A new script is created with the name "101_permissions_after_renew_ssl_certificate" to check the read permissions for all files under "/etc/univention/ssl" before and after ssl certificate renewal. Including: 1- DC Backup Hosts should be able to read all files. 2- Every host should be able to read its own certificate files. 3- All users should be able to read only "/etc/univention/ssl/ucsCA/CAcert.pem", serial and index files. This script fails if any of the above was not met, see Bug #36557
New tests added to include checking the write permissions for: 1- Group "DC Backup Hosts" should not have write access to any file. ( this fails due to Bug #34082, and the lines in the script are commented until that bug is closed ) 2- Others should not have write access to any file.
Please skip /etc/univention/ssl/unassigned-hostname.unassigned-domain/* in ucs-test for UCS 3.2-4 and UCS 4.0-0.
(In reply to Sönke Schwardt-Krummrich from comment #7) > Please skip /etc/univention/ssl/unassigned-hostname.unassigned-domain/* in > ucs-test for UCS 3.2-4 and UCS 4.0-0. Done.

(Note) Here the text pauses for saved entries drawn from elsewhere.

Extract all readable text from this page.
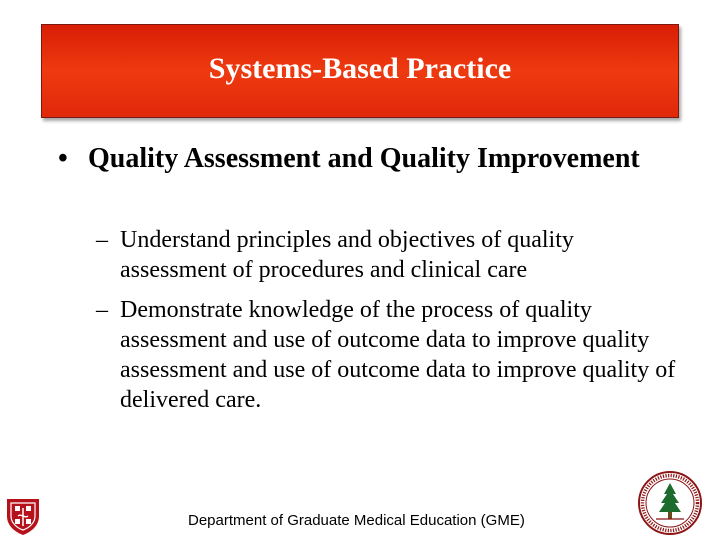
Systems-Based Practice
• Quality Assessment and Quality Improvement
– Understand principles and objectives of quality assessment of procedures and clinical care
– Demonstrate knowledge of the process of quality assessment and use of outcome data to improve quality assessment and use of outcome data to improve quality of delivered care.
Department of Graduate Medical Education (GME)
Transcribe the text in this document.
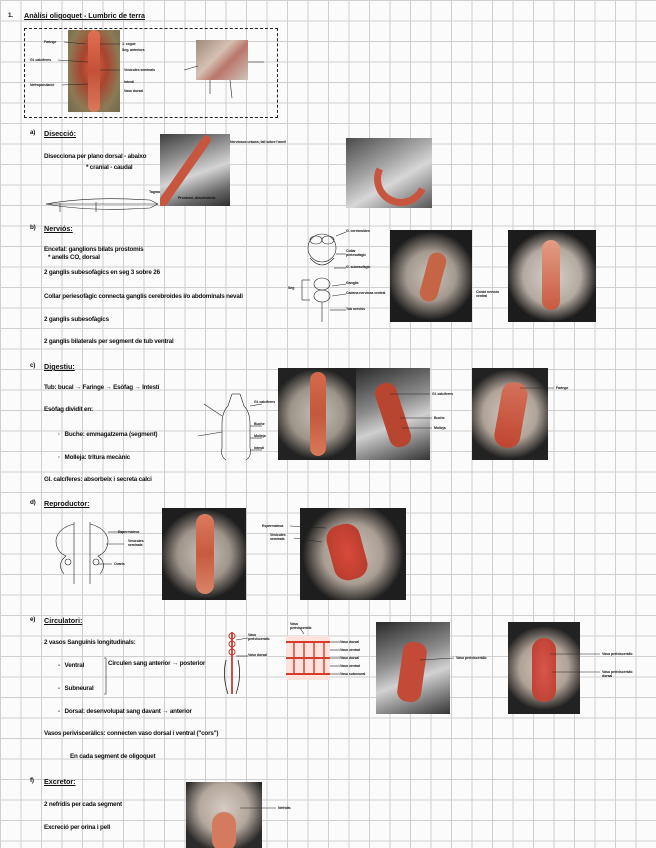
1. Anàlisi oligoquet - Lumbric de terra
Faringe
Gl. calcíferes
Nefroporulació
1. cegue
Seg. anteriors
Vesícules seminals
Intestí
Vaso dorsal
a) Disecció:
Disecciona per plano dorsal - abaixo
* cranial - caudal
Tagma
Nerviosos urbans, tall sobre l'anell
Prostomi, descèndents
b) Nerviós:
Encefal: ganglions bilats prostomis
* anells CO, dorsal
2 ganglis subesofàgics en seg 3 sobre 26
Collar periesofàgic connecta ganglis cerebroides i/o abdominals nevali
2 ganglis subesofàgics
2 ganglis bilaterals per segment de tub ventral
G. cerebroides
Collar periesofàgic
G. subesofàgic
Ganglis
Cadena nerviosa ventral
Tub nerviós
Seg
Cordó nerviós ventral
c) Digestiu:
Tub: bucal → Faringe → Esòfag → Intestí
Esòfag dividit en:
·   Buche: emmagatzema (segment)
·   Molleja: tritura mecànic
Gl. calcíferes: absorbeix i secreta calci
Gl. calcíferes
Buche
Molleja
Intestí
Gl. calcíferes
Buche
Molleja
Faringe
d) Reproductor:
Espermateca
Vesícules seminals
Ovaris
Espermateca
Vesícules seminals
e) Circulatori:
2 vasos Sanguínis longitudinals:
-   Ventral
-   Subneural
Circulen sang anterior → posterior
-   Dorsal: desenvolupat sang davant → anterior
Vasos perivisceràlics: connecten vaso dorsal i ventral ("cors")
En cada segment de oligoquet
Vaso perivisceràlic
Vaso dorsal
Vaso perivisceràlic
Vaso dorsal
Vaso ventral
Vaso dorsal
Vaso ventral
Vaso subneural
Vaso perivisceràlic
Vaso perivisceràlic
Vaso perivisceràlic dorsal
f) Excretor:
2 nefridis per cada segment
Excreció per orina i pell
Nefridis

Please disable this test until bug 36904 is fixed.
(In reply to Sönke Schwardt-Krummrich from comment #9) > Please disable this test until bug 36904 is fixed. Done.

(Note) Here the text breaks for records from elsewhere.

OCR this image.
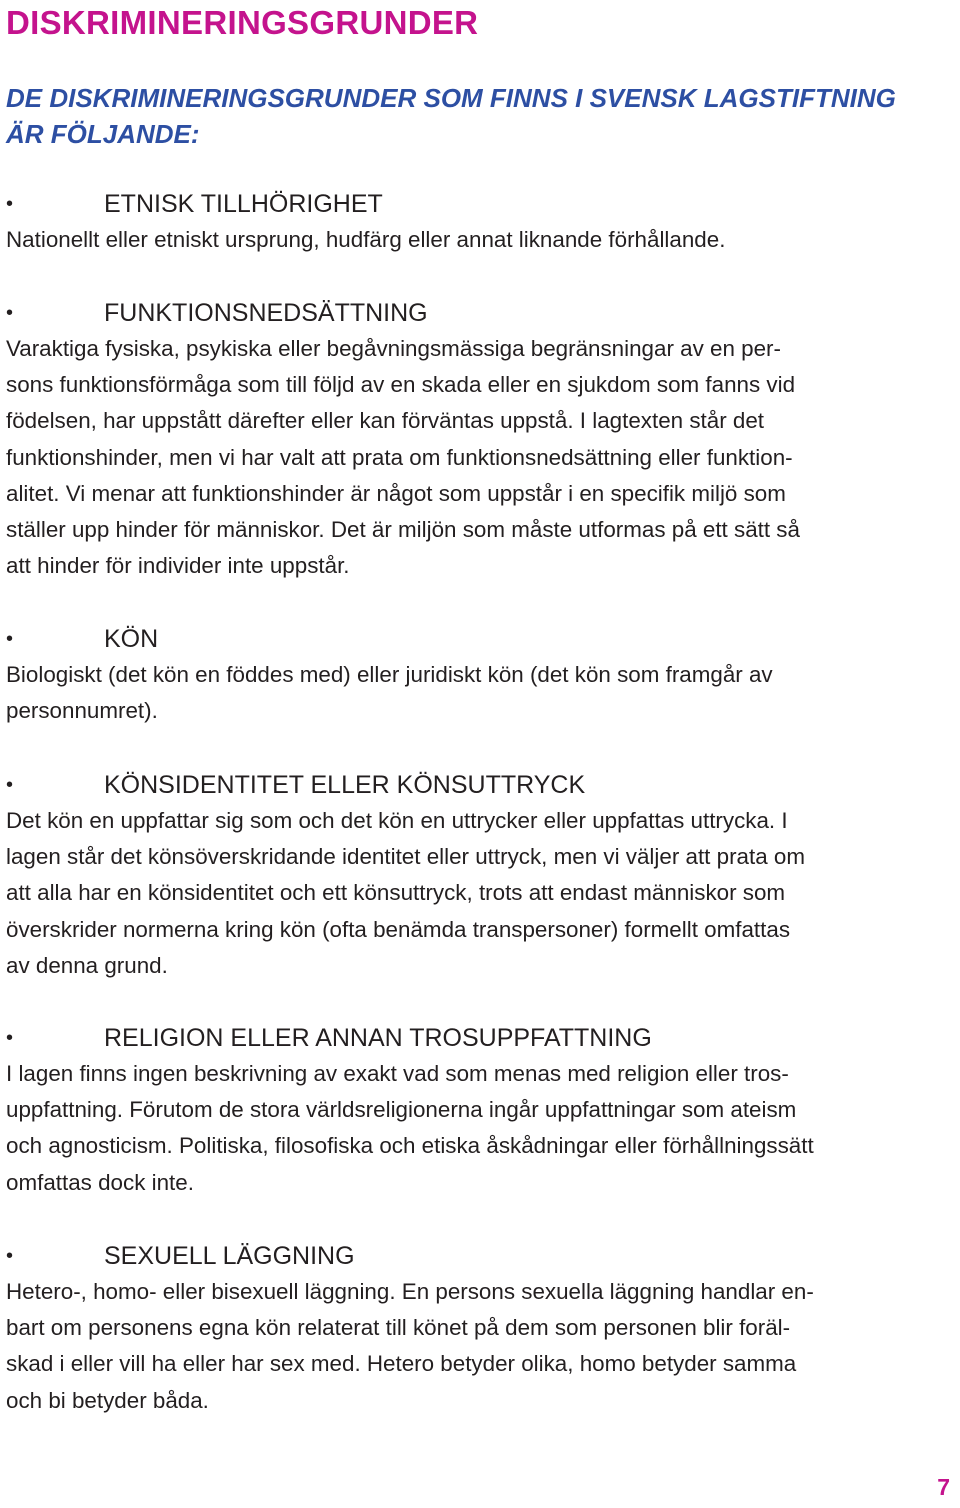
DISKRIMINERINGSGRUNDER
DE DISKRIMINERINGSGRUNDER SOM FINNS I SVENSK LAGSTIFTNING ÄR FÖLJANDE:
•	ETNISK TILLHÖRIGHET

Nationellt eller etniskt ursprung, hudfärg eller annat liknande förhållande.

•	FUNKTIONSNEDSÄTTNING

Varaktiga fysiska, psykiska eller begåvningsmässiga begränsningar av en per-
sons funktionsförmåga som till följd av en skada eller en sjukdom som fanns vid
födelsen, har uppstått därefter eller kan förväntas uppstå. I lagtexten står det
funktionshinder, men vi har valt att prata om funktionsnedsättning eller funktion-
alitet. Vi menar att funktionshinder är något som uppstår i en specifik miljö som
ställer upp hinder för människor. Det är miljön som måste utformas på ett sätt så
att hinder för individer inte uppstår.

•	KÖN

Biologiskt (det kön en föddes med) eller juridiskt kön (det kön som framgår av
personnumret).

•	KÖNSIDENTITET ELLER KÖNSUTTRYCK

Det kön en uppfattar sig som och det kön en uttrycker eller uppfattas uttrycka. I
lagen står det könsöverskridande identitet eller uttryck, men vi väljer att prata om
att alla har en könsidentitet och ett könsuttryck, trots att endast människor som
överskrider normerna kring kön (ofta benämda transpersoner) formellt omfattas
av denna grund.

•	RELIGION ELLER ANNAN TROSUPPFATTNING

I lagen finns ingen beskrivning av exakt vad som menas med religion eller tros-
uppfattning. Förutom de stora världsreligionerna ingår uppfattningar som ateism
och agnosticism. Politiska, filosofiska och etiska åskådningar eller förhållningssätt
omfattas dock inte.

•	SEXUELL LÄGGNING

Hetero-, homo- eller bisexuell läggning. En persons sexuella läggning handlar en-
bart om personens egna kön relaterat till könet på dem som personen blir foräl-
skad i eller vill ha eller har sex med. Hetero betyder olika, homo betyder samma
och bi betyder båda.

7
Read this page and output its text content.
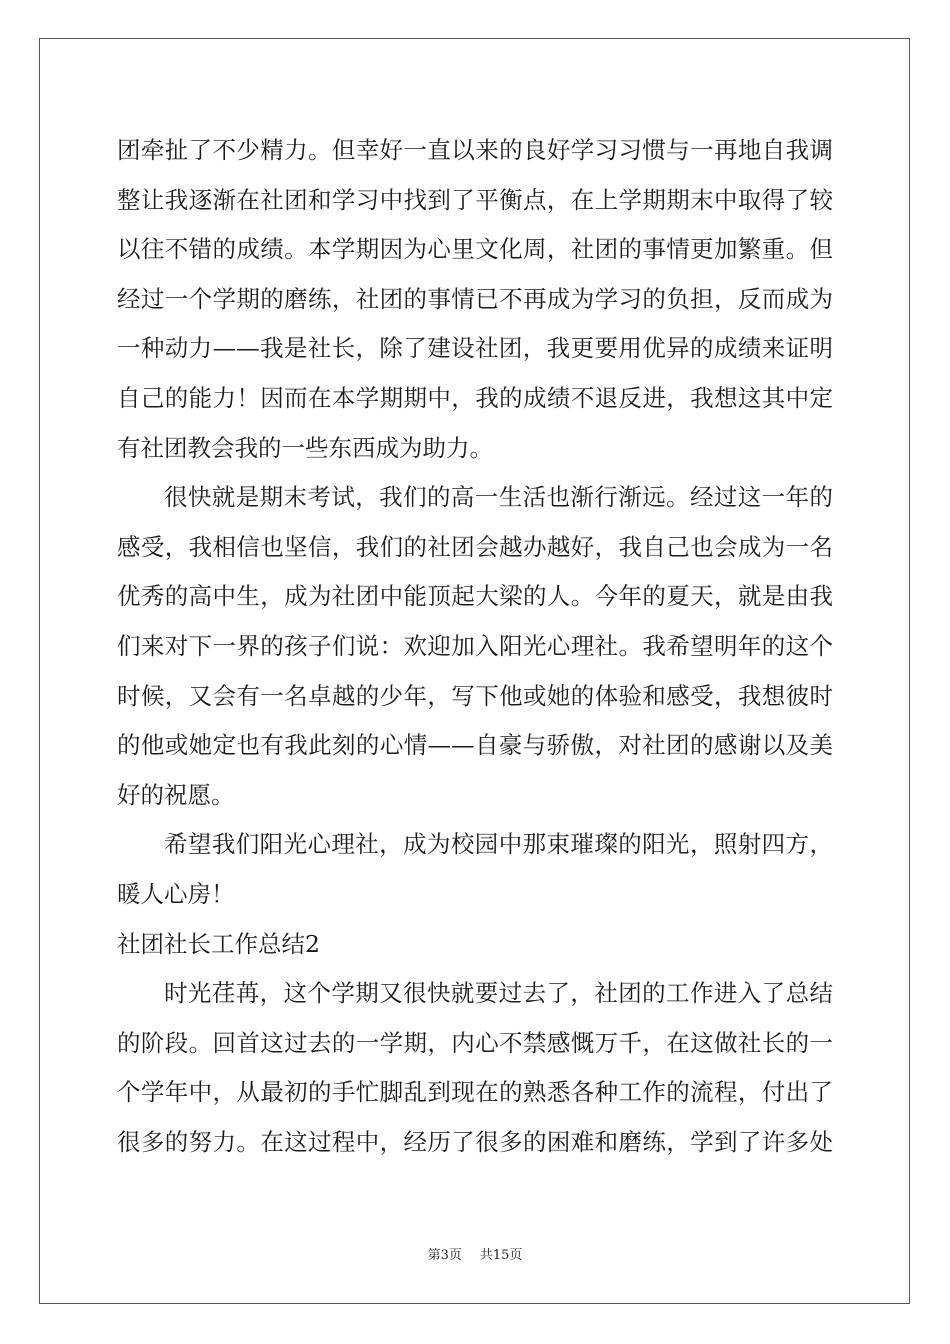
团牵扯了不少精力。但幸好一直以来的良好学习习惯与一再地自我调
整让我逐渐在社团和学习中找到了平衡点，在上学期期末中取得了较
以往不错的成绩。本学期因为心里文化周，社团的事情更加繁重。但
经过一个学期的磨练，社团的事情已不再成为学习的负担，反而成为
一种动力——我是社长，除了建设社团，我更要用优异的成绩来证明
自己的能力！因而在本学期期中，我的成绩不退反进，我想这其中定
有社团教会我的一些东西成为助力。
很快就是期末考试，我们的高一生活也渐行渐远。经过这一年的
感受，我相信也坚信，我们的社团会越办越好，我自己也会成为一名
优秀的高中生，成为社团中能顶起大梁的人。今年的夏天，就是由我
们来对下一界的孩子们说：欢迎加入阳光心理社。我希望明年的这个
时候，又会有一名卓越的少年，写下他或她的体验和感受，我想彼时
的他或她定也有我此刻的心情——自豪与骄傲，对社团的感谢以及美
好的祝愿。
希望我们阳光心理社，成为校园中那束璀璨的阳光，照射四方，
暖人心房！
社团社长工作总结2
时光荏苒，这个学期又很快就要过去了，社团的工作进入了总结
的阶段。回首这过去的一学期，内心不禁感慨万千，在这做社长的一
个学年中，从最初的手忙脚乱到现在的熟悉各种工作的流程，付出了
很多的努力。在这过程中，经历了很多的困难和磨练，学到了许多处
第3页 共15页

Jenkins regression: 01_base.101_permissions_after_renew_ssl_certificate @ DC Slave > 'openssl x509 -in /etc/univention/ssl/ucsCA/CAcert.pem -out /etc/univention/ssl/ucsCA/NewCAcert.pem -days 1000 -passin file://etc/univention/ssl/password -signkey /etc/univention/ssl/ucsCA/private/CAkey.pem' > Can't open file //etc/univention/ssl/password Only the DC Master and DC Backup have a complete /etc/univention/ssl/; all other system roles only have their and the CAs certificate. Accessing the "password" file there will never work.

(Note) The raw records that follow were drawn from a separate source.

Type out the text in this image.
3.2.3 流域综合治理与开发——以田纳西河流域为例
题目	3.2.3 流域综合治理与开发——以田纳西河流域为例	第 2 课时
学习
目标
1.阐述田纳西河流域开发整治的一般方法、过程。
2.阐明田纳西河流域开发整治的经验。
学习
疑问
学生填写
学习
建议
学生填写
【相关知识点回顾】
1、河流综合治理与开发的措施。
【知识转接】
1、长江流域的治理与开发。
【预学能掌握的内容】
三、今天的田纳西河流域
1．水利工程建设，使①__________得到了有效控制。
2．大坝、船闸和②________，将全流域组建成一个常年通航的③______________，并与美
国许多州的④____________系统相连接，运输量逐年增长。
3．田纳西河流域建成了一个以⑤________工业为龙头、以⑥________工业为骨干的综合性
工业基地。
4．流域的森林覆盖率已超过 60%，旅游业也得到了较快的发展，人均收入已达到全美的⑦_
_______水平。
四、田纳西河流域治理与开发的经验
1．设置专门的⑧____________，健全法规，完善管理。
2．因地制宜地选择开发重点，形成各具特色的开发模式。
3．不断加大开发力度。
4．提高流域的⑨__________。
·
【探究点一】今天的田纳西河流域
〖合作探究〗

(In reply to Philipp Hahn from comment #11) > Jenkins regression: 01_base.101_permissions_after_renew_ssl_certificate @ DC > Slave > > 'openssl x509 -in /etc/univention/ssl/ucsCA/CAcert.pem -out /etc/univention/ssl/ucsCA/NewCAcert.pem -days 1000 -passin file://etc/univention/ssl/password -signkey /etc/univention/ssl/ucsCA/private/CAkey.pem' > > Can't open file //etc/univention/ssl/password > > Only the DC Master and DC Backup have a complete /etc/univention/ssl/; all > other system roles only have their and the CAs certificate. Accessing the > "password" file there will never work. The mentioned test script is restricted to run on domaincontroller_master only, and a new script "101_initial_ssl_certificate_permissions" is written for newly opened bug #37520 to cover checking the initial permissions on all roles.
For this bug is no separate QA needed.